The room was large and luxuriously furnished with windows looking out on the Quirinal garden. The Queen seated herself and motioned us to sit. She had beside her a little table with silver smelling bottle and writing materials. She opened the conversation by telling Mrs. Palmer that she had seen her mother-in-law some years ago. Mrs. Palmer thinks she meant Mrs. Bryan, who came to Rome to arrange for the loan of the Queen’s collection of laces for the Chicago World’s Fair. The Queen then turned to me and asked if I had written the book about the Woman’s Department of the Fair, presented to her by our Ambassador, Mr. MacVeagh. When I pleaded guilty, she said, with the prettiest accent:
“Thank you for the book. It is very interesting. I hear the Fair was a great success; many Italians went to Chicago and I have heard much about it. They tell me that the Woman’s Building was beautiful and the Italian exhibit well arranged and much admired.”
When we had threshed out the subject of the Fair, there was a pause. In the presence of royalty you must not speak till you are spoken to; this leaves the choice of the topic of conversation to the royal personage. After a moment’s silence the Queen turned to me and asked:
“Are you fond of music?” adding, “It is my greatest pleasure. I had a Steinway piano that I bought in Germany. When Mr. Steinway heard of this he asked me to send it to him and sent me in exchange a piano he thought better. The tone is admirable. The Chickering pianos are also good.” She was evidently aware of the rivalry of the two famous firms.
The Queen had obviously been prepared for our visit, for she spoke to me chiefly on matters of art.
“Your artists in America are doing very good work,” she said, “and what excellent architects you have. I know that from the pictures of your fine houses I see in the illustrated magazines. I enjoy reading them, the literature is so fresh. We see a great many American ladies here, but few gentlemen. Your men, I hear, are too busy to travel. Two of my ladies in waiting are Americans, so I learn many things about your country.”
She rose, shook hands, “hoped to see us again,” and the audience was over. Taking pains not to turn our backs (it wasn’t easy) we courtesied out of the room with three genuflections as on entering.
When she was young, the Queen was a great beauty; she is still handsome, graceful, charming, and took as much pains to be agreeable as if the whole business of holding audiences with strangers was a pleasure and not the unmitigated grind it must be; still she doubtless calls it part of the day’s work and likes to do it well.

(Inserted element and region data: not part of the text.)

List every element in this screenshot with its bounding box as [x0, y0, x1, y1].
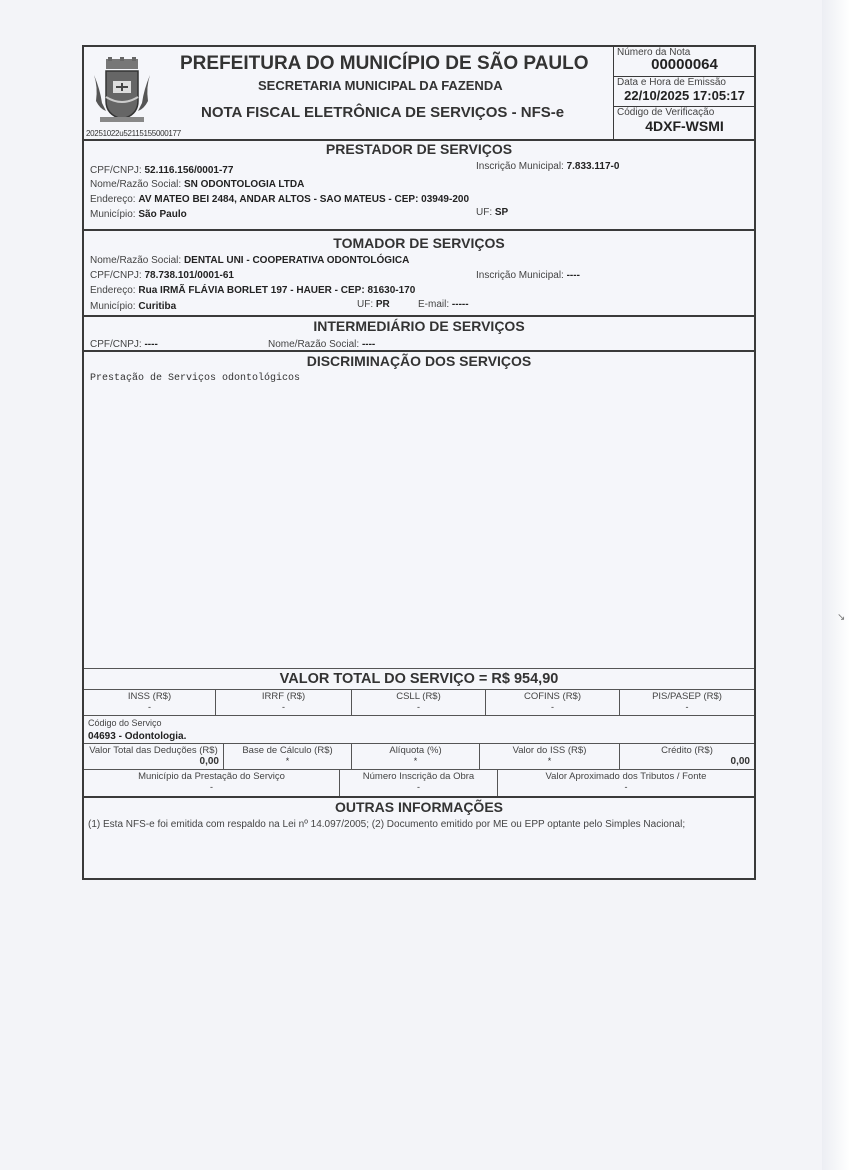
calc-4: Crédito (R$)0,00	[620, 744, 754, 769]
note-number-value: 00000064	[614, 56, 755, 73]
customer-address: Endereço: Rua IRMÃ FLÁVIA BORLET 197 - H…	[90, 285, 415, 296]
service-code-value: 04693 - Odontologia.	[88, 731, 186, 742]
provider-section-title: PRESTADOR DE SERVIÇOS	[84, 141, 754, 157]
divider	[84, 796, 754, 798]
extra-value: -	[340, 782, 497, 792]
extra-label: Número Inscrição da Obra	[340, 770, 497, 782]
provider-section: PRESTADOR DE SERVIÇOS	[84, 141, 754, 157]
provider-address: Endereço: AV MATEO BEI 2484, ANDAR ALTOS…	[90, 194, 469, 205]
intermediary-section: INTERMEDIÁRIO DE SERVIÇOS	[84, 318, 754, 334]
customer-municipal-registration: Inscrição Municipal: ----	[476, 270, 580, 281]
page-edge	[822, 0, 850, 1170]
divider	[84, 668, 754, 669]
customer-city: Município: Curitiba	[90, 301, 176, 312]
intermediary-cnpj: CPF/CNPJ: ----	[90, 339, 158, 350]
tax-label: IRRF (R$)	[216, 690, 351, 702]
tax-value: -	[486, 702, 619, 712]
calc-0: Valor Total das Deduções (R$)0,00	[84, 744, 224, 769]
verification-code-string: 20251022u52115155000177	[86, 129, 181, 138]
customer-state: UF: PR	[357, 299, 390, 310]
verification-code-value: 4DXF-WSMI	[614, 118, 755, 134]
calc-value: 0,00	[84, 756, 223, 767]
nfse-document: 20251022u52115155000177 PREFEITURA DO MU…	[82, 45, 756, 880]
services-description-title: DISCRIMINAÇÃO DOS SERVIÇOS	[84, 353, 754, 369]
provider-name: Nome/Razão Social: SN ODONTOLOGIA LTDA	[90, 179, 304, 190]
tax-3: COFINS (R$)-	[486, 690, 620, 715]
intermediary-name: Nome/Razão Social: ----	[268, 339, 375, 350]
extra-value: -	[498, 782, 754, 792]
issue-date-cell: Data e Hora de Emissão 22/10/2025 17:05:…	[614, 77, 755, 107]
provider-cnpj: CPF/CNPJ: 52.116.156/0001-77	[90, 165, 233, 176]
calc-value: *	[480, 756, 619, 766]
intermediary-section-title: INTERMEDIÁRIO DE SERVIÇOS	[84, 318, 754, 334]
divider	[84, 315, 754, 317]
other-info-text: (1) Esta NFS-e foi emitida com respaldo …	[88, 819, 728, 830]
tax-4: PIS/PASEP (R$)-	[620, 690, 754, 715]
document-header: 20251022u52115155000177 PREFEITURA DO MU…	[84, 47, 614, 141]
tax-label: CSLL (R$)	[352, 690, 485, 702]
total-value-section: VALOR TOTAL DO SERVIÇO = R$ 954,90	[84, 671, 754, 687]
tax-value: -	[84, 702, 215, 712]
tax-value: -	[352, 702, 485, 712]
calc-label: Crédito (R$)	[620, 744, 754, 756]
tax-2: CSLL (R$)-	[352, 690, 486, 715]
tax-label: COFINS (R$)	[486, 690, 619, 702]
services-description-section: DISCRIMINAÇÃO DOS SERVIÇOS	[84, 353, 754, 369]
total-service-value: VALOR TOTAL DO SERVIÇO = R$ 954,90	[84, 671, 754, 687]
customer-section-title: TOMADOR DE SERVIÇOS	[84, 235, 754, 251]
municipality-title: PREFEITURA DO MUNICÍPIO DE SÃO PAULO	[180, 53, 589, 75]
verification-code-label: Código de Verificação	[614, 107, 755, 118]
scan-artifact: ↘	[837, 612, 845, 623]
extra-value: -	[84, 782, 339, 792]
customer-name: Nome/Razão Social: DENTAL UNI - COOPERAT…	[90, 255, 409, 266]
provider-state: UF: SP	[476, 207, 508, 218]
calc-label: Valor Total das Deduções (R$)	[84, 744, 223, 756]
issue-date-label: Data e Hora de Emissão	[614, 77, 755, 88]
provider-city: Município: São Paulo	[90, 209, 187, 220]
extra-0: Município da Prestação do Serviço-	[84, 770, 340, 796]
customer-email: E-mail: -----	[418, 299, 469, 310]
divider	[84, 350, 754, 352]
other-info-section: OUTRAS INFORMAÇÕES	[84, 799, 754, 815]
document-type-title: NOTA FISCAL ELETRÔNICA DE SERVIÇOS - NFS…	[201, 104, 564, 121]
calc-1: Base de Cálculo (R$)*	[224, 744, 352, 769]
note-number-cell: Número da Nota 00000064	[614, 47, 755, 77]
tax-label: INSS (R$)	[84, 690, 215, 702]
verification-code-cell: Código de Verificação 4DXF-WSMI	[614, 107, 755, 137]
divider	[84, 229, 754, 231]
calc-3: Valor do ISS (R$)*	[480, 744, 620, 769]
extra-2: Valor Aproximado dos Tributos / Fonte-	[498, 770, 754, 796]
issue-date-value: 22/10/2025 17:05:17	[614, 88, 755, 103]
city-coat-of-arms-icon	[92, 57, 152, 125]
divider	[84, 715, 754, 716]
customer-cnpj: CPF/CNPJ: 78.738.101/0001-61	[90, 270, 234, 281]
services-description-text: Prestação de Serviços odontológicos	[90, 373, 300, 384]
other-info-title: OUTRAS INFORMAÇÕES	[84, 799, 754, 815]
calc-value: 0,00	[620, 756, 754, 767]
provider-municipal-registration: Inscrição Municipal: 7.833.117-0	[476, 161, 619, 172]
calc-label: Valor do ISS (R$)	[480, 744, 619, 756]
extra-label: Município da Prestação do Serviço	[84, 770, 339, 782]
tax-value: -	[216, 702, 351, 712]
tax-value: -	[620, 702, 754, 712]
extra-label: Valor Aproximado dos Tributos / Fonte	[498, 770, 754, 782]
calc-value: *	[352, 756, 479, 766]
calc-label: Base de Cálculo (R$)	[224, 744, 351, 756]
note-info-panel: Número da Nota 00000064 Data e Hora de E…	[613, 47, 755, 141]
tax-1: IRRF (R$)-	[216, 690, 352, 715]
calc-label: Alíquota (%)	[352, 744, 479, 756]
extra-1: Número Inscrição da Obra-	[340, 770, 498, 796]
customer-section: TOMADOR DE SERVIÇOS	[84, 235, 754, 251]
calc-2: Alíquota (%)*	[352, 744, 480, 769]
tax-label: PIS/PASEP (R$)	[620, 690, 754, 702]
secretariat-title: SECRETARIA MUNICIPAL DA FAZENDA	[258, 78, 503, 93]
tax-0: INSS (R$)-	[84, 690, 216, 715]
calc-value: *	[224, 756, 351, 766]
service-code-label: Código do Serviço	[88, 718, 162, 728]
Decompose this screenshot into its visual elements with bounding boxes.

June, 1894. We have taken an apartment close to J.’s studio in an old palace built by Sixtus the Fifth. It looks out upon the Square of St. Peter’s and it has a divine terrace. What a view! The whole of Rome and the Alban Hills, St. Peter’s and the fountains, the Vatican and the windows of the Pope’s private apartments just opposite! At the studio J.’s happy family, a pair of pigeons and a falcon, has an addition in the shape of two pretty kittens.
Queen Margherita is a brave woman. She drives about the town constantly, passing this house twice a day with only a lady in waiting beside her. The scarlet liveries of her coachman and footman make the landau a fine target for the anarchist’s knife or pistol, but the Queen is quite fearless. Crispi laughs at the attempts to kill him, and they have begun to say he has a charmed life. The King looks as if he would like to be in anybody’s boots but his own. Some of Crispi’s acts would have brought about a revolution in any other country; the King alone has prevented this, and the unconscious triumph of his simple, honest character is most impressive. He is not a brilliant man, but he loves his people and Italy better than his own dynasty, which he has not scrupled to jeopardize. Crispi is perfectly sincere in the belief that for the country’s sake his government must continue. Whether he is right is another question. No matter what happens, have no fear for us. The Romans are the peaceablest people in the world. At Milan, Naples, Turin, Florence, there may be some excitement, but the Romans do not interest themselves in what is happening in the world to-day and won’t do so for another generation. You can’t make people free in twenty-five years; it takes at least fifty.